# 2018 Data and Evaluation

*Sample Evaluation Data

### 2018 Datasets

Several hours of videos captured at multiple intersections and along highways in Silicon Valley and in Iowa with recording from the multiple sensors capturing flow of traffic along a major arterial and multiple traffic intersections.

A fleet of controlled vehicles will be driven through these intersections that will record these vehicles. The ground truth data of fleet movement will be used for evaluation purposes and will not be shared with participants.

Track 1: Speed Dataset

Track 2: Anomaly Detection Dataset

Track 3: Vehicle Reidentification Dataset

### Evaluation

For each of the three challenge tasks, a different dataset will be provided as a set of videos.
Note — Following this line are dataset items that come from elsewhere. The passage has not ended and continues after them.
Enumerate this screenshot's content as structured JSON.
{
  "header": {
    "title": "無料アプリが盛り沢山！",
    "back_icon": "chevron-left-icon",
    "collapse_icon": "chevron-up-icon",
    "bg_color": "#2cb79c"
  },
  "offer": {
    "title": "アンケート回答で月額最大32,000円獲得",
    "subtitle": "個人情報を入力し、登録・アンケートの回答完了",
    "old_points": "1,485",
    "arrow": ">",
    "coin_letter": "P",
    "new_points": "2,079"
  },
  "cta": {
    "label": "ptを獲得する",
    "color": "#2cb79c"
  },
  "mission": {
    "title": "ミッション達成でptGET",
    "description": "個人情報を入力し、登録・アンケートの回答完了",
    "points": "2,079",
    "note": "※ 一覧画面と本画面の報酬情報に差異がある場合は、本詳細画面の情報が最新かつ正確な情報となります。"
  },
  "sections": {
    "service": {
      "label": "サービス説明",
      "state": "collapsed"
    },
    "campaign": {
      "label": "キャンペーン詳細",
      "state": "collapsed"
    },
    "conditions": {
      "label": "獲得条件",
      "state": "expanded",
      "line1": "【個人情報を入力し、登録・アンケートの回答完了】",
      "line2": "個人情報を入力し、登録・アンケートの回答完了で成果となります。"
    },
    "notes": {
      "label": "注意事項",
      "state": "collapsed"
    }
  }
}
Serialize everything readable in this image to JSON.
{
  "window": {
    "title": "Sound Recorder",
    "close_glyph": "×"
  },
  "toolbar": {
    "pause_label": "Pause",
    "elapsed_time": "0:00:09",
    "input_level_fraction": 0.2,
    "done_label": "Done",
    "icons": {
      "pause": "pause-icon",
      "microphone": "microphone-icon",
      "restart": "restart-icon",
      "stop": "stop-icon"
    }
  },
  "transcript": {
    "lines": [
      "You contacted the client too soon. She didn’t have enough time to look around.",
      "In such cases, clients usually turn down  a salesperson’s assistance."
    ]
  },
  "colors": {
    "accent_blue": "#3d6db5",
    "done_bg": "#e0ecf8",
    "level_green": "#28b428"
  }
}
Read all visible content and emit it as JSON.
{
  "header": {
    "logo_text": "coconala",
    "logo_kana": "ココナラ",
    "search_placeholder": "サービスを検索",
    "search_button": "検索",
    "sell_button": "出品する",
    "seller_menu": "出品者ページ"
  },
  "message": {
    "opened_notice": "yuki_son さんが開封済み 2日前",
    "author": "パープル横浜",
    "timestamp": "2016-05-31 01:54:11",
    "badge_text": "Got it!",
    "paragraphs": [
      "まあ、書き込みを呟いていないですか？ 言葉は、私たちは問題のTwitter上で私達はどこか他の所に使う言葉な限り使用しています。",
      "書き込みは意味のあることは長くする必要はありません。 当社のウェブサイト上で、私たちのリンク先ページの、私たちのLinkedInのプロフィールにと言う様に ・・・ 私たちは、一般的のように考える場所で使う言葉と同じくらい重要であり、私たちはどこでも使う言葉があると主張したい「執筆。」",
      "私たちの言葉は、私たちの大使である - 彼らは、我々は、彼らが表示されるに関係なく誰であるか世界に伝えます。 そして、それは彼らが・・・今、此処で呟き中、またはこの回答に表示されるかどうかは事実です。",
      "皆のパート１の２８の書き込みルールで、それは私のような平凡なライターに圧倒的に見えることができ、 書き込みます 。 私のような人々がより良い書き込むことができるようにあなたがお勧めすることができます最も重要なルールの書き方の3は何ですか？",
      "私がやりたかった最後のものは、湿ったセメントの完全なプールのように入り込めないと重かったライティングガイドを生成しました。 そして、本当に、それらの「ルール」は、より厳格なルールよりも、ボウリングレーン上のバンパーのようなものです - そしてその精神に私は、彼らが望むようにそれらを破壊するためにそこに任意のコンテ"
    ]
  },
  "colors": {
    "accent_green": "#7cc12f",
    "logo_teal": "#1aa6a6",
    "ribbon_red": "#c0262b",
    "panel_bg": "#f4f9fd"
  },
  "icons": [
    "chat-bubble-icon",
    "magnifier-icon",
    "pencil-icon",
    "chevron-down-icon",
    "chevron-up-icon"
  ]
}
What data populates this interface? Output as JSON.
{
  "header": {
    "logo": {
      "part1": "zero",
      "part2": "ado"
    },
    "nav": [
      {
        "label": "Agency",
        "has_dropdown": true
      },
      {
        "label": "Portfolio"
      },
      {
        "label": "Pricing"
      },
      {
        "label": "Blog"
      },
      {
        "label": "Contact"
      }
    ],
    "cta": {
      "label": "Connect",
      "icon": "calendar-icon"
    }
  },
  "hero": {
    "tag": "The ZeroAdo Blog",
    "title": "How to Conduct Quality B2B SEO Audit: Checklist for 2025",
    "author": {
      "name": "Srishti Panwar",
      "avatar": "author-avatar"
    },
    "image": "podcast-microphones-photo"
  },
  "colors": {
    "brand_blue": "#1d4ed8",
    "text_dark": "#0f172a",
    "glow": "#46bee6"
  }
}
Associated numeric video IDs for each track are obtained by sorting track videos in alphanumeric order and numbering starting with 1.

##### Frame Extraction

Submissions for some tracks will require frame IDs for frames that contain information of interest. In order to ensure frame IDs are consistent across teams, we suggest that all teams use the FFmpeg library (https://www.ffmpeg.org/) to extract/count frames. Additionally, metadata files for each video in tracks 1 & 3 will contain the number of frames in each video, which can be used to double-check proper frame counting.

##### Track 1: Traffic Flow Analysis

The track 1 dataset contains 27 videos, each 1 minute in length, recorded at 30 frames per seconds (fps) and 1080p resolution (1920×1080). Videos were recorded in 4 locations and multiple videos were recorded at different times for some locations. Videos are named Loc_.mp4, where X is a location ID and Y is the video ID. An additional file associated with each video, Loc_-meta.txt, will contain metadata for the video, including location, category (highway or intersection), GPS coordinates, orientation, file size in bytes, video length, resolution, frames per second, and total number of frames.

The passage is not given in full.